Earlier this week, Congress passed a new set of sanctions against Russia. Included in the legislation was a provision that bars President Trump from easing the sanctions without the approval of Congress. Russia, unsurprisingly, isn’t happy, and they’ve announced retaliatory moves that are like those the Obama Administration took against Russia at the close of President Obama’s time in office.
A U.S. diplomatic compound has been ordered to be closed and the total number of U.S. diplomats has been ordered to go down to 455; before Obama left office, his administration closed a number of Russian diplomatic compounds and expelled dozens of Russian officials suspected of serving as intelligence agents.
The deadline for the new restrictions on U.S. diplomatic activity in Russia to be obeyed is September 1. It’s not immediately clear how many diplomats will even have to leave Russia, with the Associated Press reporting that “U.S. Embassy spokeswoman Maria Olson could not immediately say what kind of cut would have to be made to meet Russia’s new requirements.”
Olson added that “Ambassador John Tefft expressed his strong disappointment and protest” with the new restrictions.
How will Trump respond to all of this? It’s certainly not as though he’s tweeted in defense of the U.S. diplomats who Russia has expelled. Checking the president’s Twitter feed is a pretty surefire way to see what’s going on in his mind. His response is likely to be along the same lines as the way that he’s chosen to address the already standing sanctions against Russia, namely, through wavering between non-commitment and outright suckering up to the Kremlin.
Trump, apparently, hasn’t even signed the sanctions bill yet, but he’s not likely to necessarily go that far and not sign it. The sanctions are in retaliation against both Russia’s interference in the 2016 presidential election and against their 2014 invasion of the Ukraine’s Crimean Peninsula. The sanctions, which target “crucial sectors of the Russian economy, including weapons sales and energy exports,” were revised prior to passage in order to address concerns from U.S. energy companies about the impact on their own business activities. The sanctions were also revised so as to make it easier for “U.S. allies in Europe to get access to oil and gas resources outside of Russia.”

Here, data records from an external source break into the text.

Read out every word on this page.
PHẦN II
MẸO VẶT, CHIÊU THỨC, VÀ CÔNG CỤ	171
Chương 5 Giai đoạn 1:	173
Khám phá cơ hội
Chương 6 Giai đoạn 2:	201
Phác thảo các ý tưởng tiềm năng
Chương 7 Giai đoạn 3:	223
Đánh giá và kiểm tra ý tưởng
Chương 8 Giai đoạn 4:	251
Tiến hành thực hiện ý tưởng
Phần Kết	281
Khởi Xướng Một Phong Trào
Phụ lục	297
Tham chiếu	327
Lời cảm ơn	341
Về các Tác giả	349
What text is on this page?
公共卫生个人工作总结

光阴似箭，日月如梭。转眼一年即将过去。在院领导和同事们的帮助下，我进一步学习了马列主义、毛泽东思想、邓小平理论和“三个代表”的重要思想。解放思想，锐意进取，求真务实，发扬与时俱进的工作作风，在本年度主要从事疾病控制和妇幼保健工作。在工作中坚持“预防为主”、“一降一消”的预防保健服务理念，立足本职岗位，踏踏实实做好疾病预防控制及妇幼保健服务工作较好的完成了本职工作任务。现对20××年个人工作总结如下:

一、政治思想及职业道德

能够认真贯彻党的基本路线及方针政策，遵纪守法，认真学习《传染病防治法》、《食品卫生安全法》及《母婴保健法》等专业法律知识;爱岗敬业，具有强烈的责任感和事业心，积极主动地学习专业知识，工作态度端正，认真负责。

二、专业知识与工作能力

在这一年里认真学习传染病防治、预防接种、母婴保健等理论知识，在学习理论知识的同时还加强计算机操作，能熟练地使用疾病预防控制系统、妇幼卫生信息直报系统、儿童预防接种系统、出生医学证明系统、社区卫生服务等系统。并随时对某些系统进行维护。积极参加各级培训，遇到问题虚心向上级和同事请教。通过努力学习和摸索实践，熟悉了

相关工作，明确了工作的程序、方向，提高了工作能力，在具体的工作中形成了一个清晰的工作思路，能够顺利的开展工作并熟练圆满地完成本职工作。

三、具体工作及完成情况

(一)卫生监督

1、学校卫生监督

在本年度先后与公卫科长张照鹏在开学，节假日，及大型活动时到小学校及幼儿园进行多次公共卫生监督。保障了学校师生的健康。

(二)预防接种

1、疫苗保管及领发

The sanctions — that Trump has yet to sign — target “alleged corrupt officials [and] human rights abusers,” in similar fashion to sanctions that the U.S. has enacted in the past. Such sanctions are at the center of one of the latest developments in the ongoing scandal over the Trump team’s ties to Russia, with a Kremlin-connected lawyer having met with the Trump team in 2016 to lobby for the removal of certain sanctions.
The Trump team has expressed a serious interest in seeing Russian sanctions lifted in the past, and it remains to be seen what they will do with these latest sanctions.